Add duende-identity-server7 provider

[MonstraG]

Goals

Recently, a new version of Duende IdentityServer has been released, one of the features of which is Pushed Authorization Requests.

Non-Goals

n/a?

Background

is6 is supported, so should is7

Proposal

I'm not sure whether how next/auth operates conflicts or not with PAR, that's the biggest question.

I am a bit interested in contributing.

[akosb]

Hi,

not sure this helps, but due to some project requirements I'm also looking into this.

According to the RFC a PAR request will return a request_uri that has to be passed in to an autorizationUrl endpoint.

NextAuth.js v4
This version is using openid-client v5.x (ref)
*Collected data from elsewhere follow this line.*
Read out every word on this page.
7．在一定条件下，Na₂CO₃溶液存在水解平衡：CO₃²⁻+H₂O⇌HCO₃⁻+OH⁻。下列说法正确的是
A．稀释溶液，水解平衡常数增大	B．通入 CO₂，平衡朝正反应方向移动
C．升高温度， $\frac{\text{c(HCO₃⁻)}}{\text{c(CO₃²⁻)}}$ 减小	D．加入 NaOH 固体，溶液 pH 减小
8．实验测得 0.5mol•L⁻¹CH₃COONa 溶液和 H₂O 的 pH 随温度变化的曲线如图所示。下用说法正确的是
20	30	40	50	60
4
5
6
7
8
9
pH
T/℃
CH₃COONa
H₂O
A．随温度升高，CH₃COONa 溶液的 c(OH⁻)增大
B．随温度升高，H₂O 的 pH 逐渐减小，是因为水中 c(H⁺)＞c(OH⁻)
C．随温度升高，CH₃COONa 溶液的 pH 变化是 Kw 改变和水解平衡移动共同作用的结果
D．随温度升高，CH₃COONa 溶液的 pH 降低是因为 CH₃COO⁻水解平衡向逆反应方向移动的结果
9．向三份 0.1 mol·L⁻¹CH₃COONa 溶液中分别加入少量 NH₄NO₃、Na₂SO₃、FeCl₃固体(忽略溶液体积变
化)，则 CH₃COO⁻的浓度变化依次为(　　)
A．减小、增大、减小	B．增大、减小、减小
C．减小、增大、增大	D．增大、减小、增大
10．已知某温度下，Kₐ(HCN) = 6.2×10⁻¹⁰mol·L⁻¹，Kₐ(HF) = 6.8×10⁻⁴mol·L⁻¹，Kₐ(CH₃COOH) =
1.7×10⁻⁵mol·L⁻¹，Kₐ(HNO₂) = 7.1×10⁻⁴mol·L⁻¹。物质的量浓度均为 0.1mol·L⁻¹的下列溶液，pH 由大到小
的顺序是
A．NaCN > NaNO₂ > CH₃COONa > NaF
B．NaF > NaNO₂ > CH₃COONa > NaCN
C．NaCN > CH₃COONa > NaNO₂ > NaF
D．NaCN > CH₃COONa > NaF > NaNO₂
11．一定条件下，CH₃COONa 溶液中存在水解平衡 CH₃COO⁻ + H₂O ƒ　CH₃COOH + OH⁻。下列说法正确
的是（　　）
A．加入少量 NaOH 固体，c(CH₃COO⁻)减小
	"openid-client": "^5.4.0",

which implements a method called pushedAuthorizationRequest (ref)
Unfortunatelly there is no example provided about this methods usage, but I wrote a PoC for this:

	const parResponse = await client.pushedAuthorizationRequest({
		scope: "xxx xxx xxx",
		response_type: "code",
		response_mode: "form_post",
		code_challenge,
		code_challenge_method: ['S256'],		
	}, { DPoP: privateKey });

	const authUrl = await client.authorizationUrl({
		request_uri: parResponse.request_uri
	})
	return authUrl	

where privateKey is your JWT key and the parResponse looks like this:

parResponse: {
  request_uri: 'urn:ietf:params:oauth:request_uri:xxxxxxxxxxxxxxxxxxxxxx',
  expires_in: 600
}

this has to be passed in to the the authUrl

	const authUrl = await client.authorizationUrl({
		request_uri: parResponse.request_uri
	})
	return authUrl

Next auth does this here so probably this is where PAR response should be injected.

const url = client.authorizationUrl(authorizationParams)

Auth.js (v5.x)

Seems this versions is using oauth4webapi and here is the sample code how PAR works
Next auth takes care of getting the authorizationUrl here.